Against Callimachus

Isocrates

Isocrates. Isocrates with an English Translation in three volumes, by Larue Van Hook, Ph.D., LL.D. Cambridge, MA, Harvard University Press; London, William Heinemann Ltd. 1945-1968.

But lest it be thought that the reason I am dwelling long on the covenant of Amnesty is merely because it is easy when speaking on that subject to make many just observations, I urge you to remember when you cast your votes only one thing more—that before we entered into those agreements we Athenians were in a state of war, some of us occupying the circle enclosed by the city's walls, others Piraeus after we had captured it,[*](The oligarchs were in power in the city; the democratic party after their occupation of Phyle (the fort on Mt. Parnes in Attica), captured and held Piraeus.) and we hated each other more than we did the enemies bequeathed to us by our ancestors.

But after we came together and exchanged the solemn pledges, we have lived so uprightly and so like citizens of one country that it seemed as if no misfortune had ever befallen us. At that time all looked upon us as the most foolish and ill-fated of mankind; now, however, we are regarded as the happiest and wisest of the Greeks.

Therefore it is incumbent upon us to inflict upon those who dare to violate the covenant, not merely the heavy penalties prescribed by the treaty, but the most extreme, on the ground that these persons are the cause of the greatest evils, especially those who have lived as Callimachus has lived. For during the ten years[*](A reference to the so-called Decelean War (413-404 B.C.) when the Spartans occupied Decelea in Attica.) when the Lacedaemonians warred upon you uninterruptedly, not for one single day's service did he present himself to the generals;

on the contrary, all through that period he continued to evade service and to keep his property in concealment. But when the Thirty came to power, then it was that he sailed back to Athens. And although he professes to be a friend of the people, yet he was so much more eager than anybody else to participate in the oligarchical government that, even though it meant hardship, he saw fit not to depart, but preferred to be besieged in company with those who had injured him rather than to live as a citizen with you, who likewise had been wronged by them.

And he remained as a participant in their government until that day on which you were on the point of attacking the walls of Athens; then he left the city, not because he had come to hate the present regime, but because he was afraid of the danger which threatened, as he later made evident. For when the Lacedaemonians came and the democracy was shut up in the Piraeus,[*](By Pausanias, king of Sparta and his general, Lysander.) again he fled from there and resided among the Boeotians; it is far more fitting, therefore, that his name should be enrolled in the list of the deserters than that he should be called one of the “exiles.”

And although he has proved to be a man of such character by his conduct toward the people who occupied the Piraeus, toward those who remained in the city, and toward the whole state, he is not content to be on equal terms with the others, but seeks to be treated better than you, as if either he alone had suffered injury, or was the best of the citizens, or had met with the gravest misfortunes on your account, or had been the cause of the most numerous benefits to the city.

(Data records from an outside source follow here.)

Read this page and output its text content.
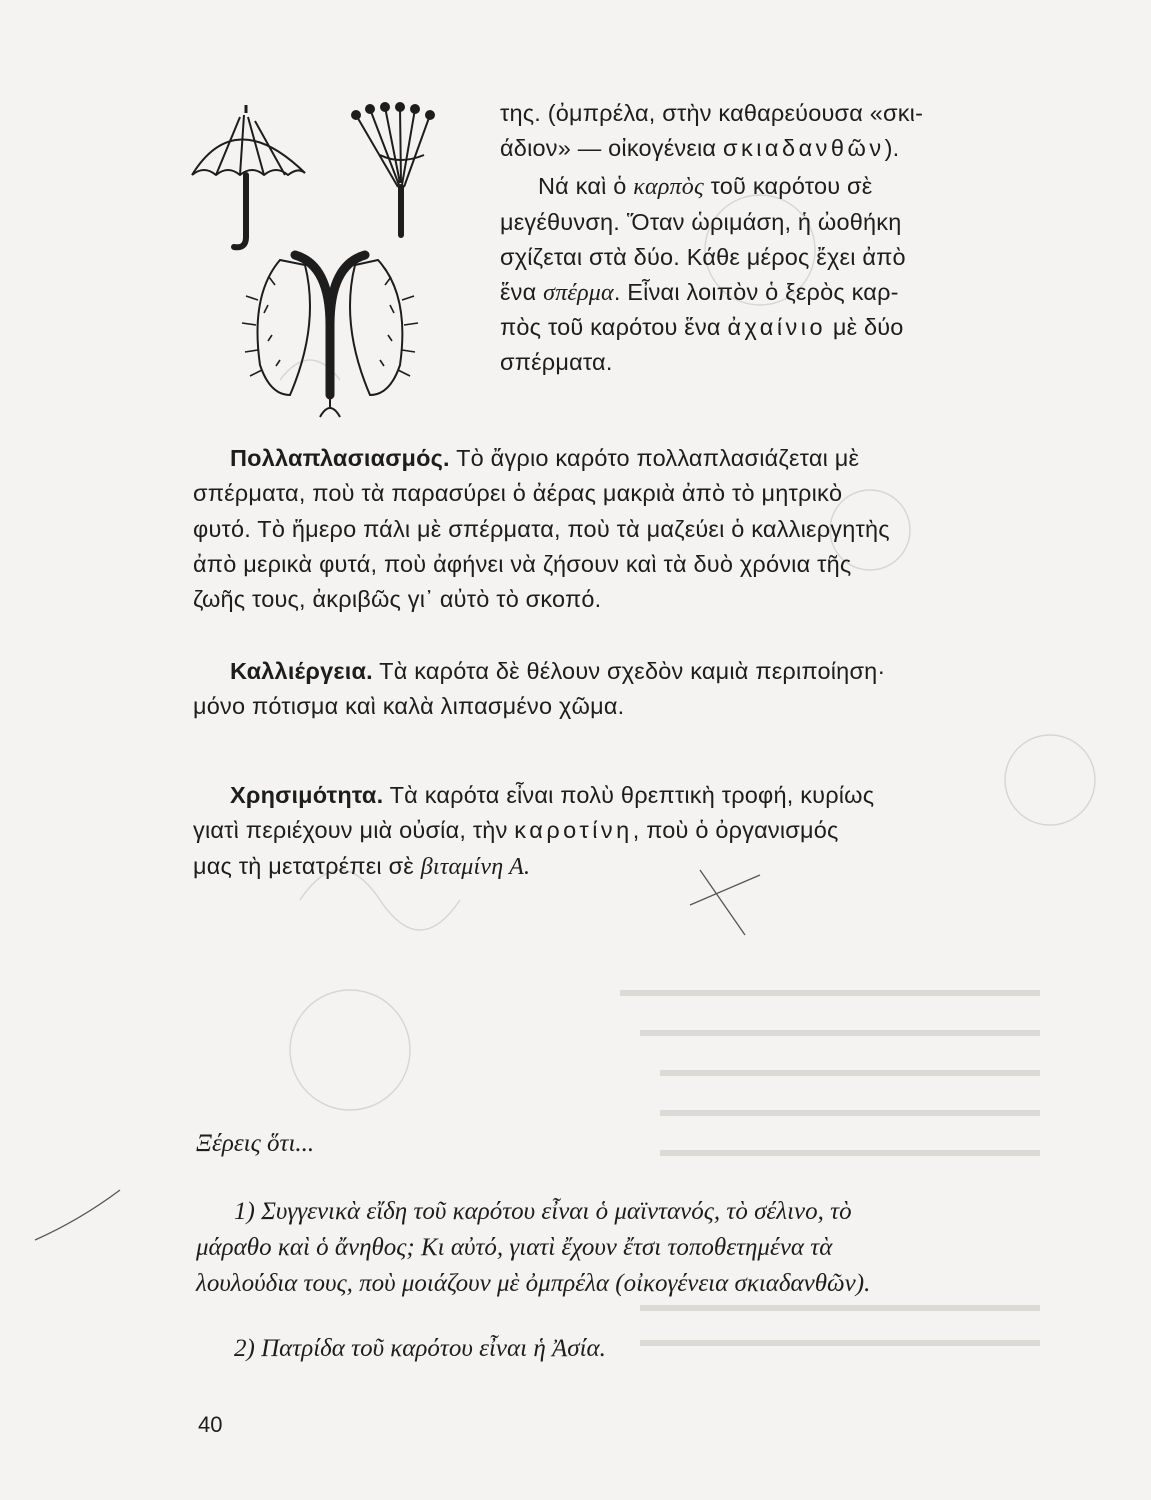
της. (ὀμπρέλα, στὴν καθαρεύουσα «σκι-
άδιον» — οἰκογένεια σκιαδανθῶν).
Νά καὶ ὁ καρπὸς τοῦ καρότου σὲ
μεγέθυνση. Ὅταν ὡριμάση, ἡ ὠοθήκη
σχίζεται στὰ δύο. Κάθε μέρος ἔχει ἀπὸ
ἕνα σπέρμα. Εἶναι λοιπὸν ὁ ξερὸς καρ-
πὸς τοῦ καρότου ἕνα ἀχαίνιο μὲ δύο
σπέρματα.
Πολλαπλασιασμός. Τὸ ἄγριο καρότο πολλαπλασιάζεται μὲ
σπέρματα, ποὺ τὰ παρασύρει ὁ ἀέρας μακριὰ ἀπὸ τὸ μητρικὸ
φυτό. Τὸ ἥμερο πάλι μὲ σπέρματα, ποὺ τὰ μαζεύει ὁ καλλιεργητὴς
ἀπὸ μερικὰ φυτά, ποὺ ἀφήνει νὰ ζήσουν καὶ τὰ δυὸ χρόνια τῆς
ζωῆς τους, ἀκριβῶς γι᾽ αὐτὸ τὸ σκοπό.
Καλλιέργεια. Τὰ καρότα δὲ θέλουν σχεδὸν καμιὰ περιποίηση·
μόνο πότισμα καὶ καλὰ λιπασμένο χῶμα.
Χρησιμότητα. Τὰ καρότα εἶναι πολὺ θρεπτικὴ τροφή, κυρίως
γιατὶ περιέχουν μιὰ οὐσία, τὴν καροτίνη, ποὺ ὁ ὀργανισμός
μας τὴ μετατρέπει σὲ βιταμίνη Α.
Ξέρεις ὅτι...
1) Συγγενικὰ εἴδη τοῦ καρότου εἶναι ὁ μαϊντανός, τὸ σέλινο, τὸ
μάραθο καὶ ὁ ἄνηθος; Κι αὐτό, γιατὶ ἔχουν ἔτσι τοποθετημένα τὰ
λουλούδια τους, ποὺ μοιάζουν μὲ ὀμπρέλα (οἰκογένεια σκιαδανθῶν).
2) Πατρίδα τοῦ καρότου εἶναι ἡ Ἀσία.
40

I could wish that you knew him as well as I do, in order that, instead of commiserating with him over his losses, you might bear him a grudge for what he has left. The fact is, though, that if I should try to tell of all the others who have been the objects of his plots, of the private law-suits in which he has been involved, of the public suits which he has entered, of the persons with whom he has conspired or against whom he has borne false witness, not even twice as much water[*](The time allotted to the litigant for his speech in the Athenian law-courts was regulated by an official water-clock (the klepsydra). One has been found; cf. Hesperia viii., 1939.) as has been allotted me would prove sufficient.

But when you have heard only one of the acts which he has committed you will readily recognize the general run of his villainy. Cratinus once had a dispute over a farm with the brother-in-law of Callimachus. A personal encounter ensued. Having concealed a female slave, they accused Cratinus of having crushed her head, and asserting that she had died as a result of the wound, they brought suit against him in the court of the Palladium[*](The tribunal for cases of unpremeditated homicide; also for trials involving the murder of slaves, resident-aliens, and foreigners. Cf. Aristot. Ath. Pol. 57.3.) on the charge of murder.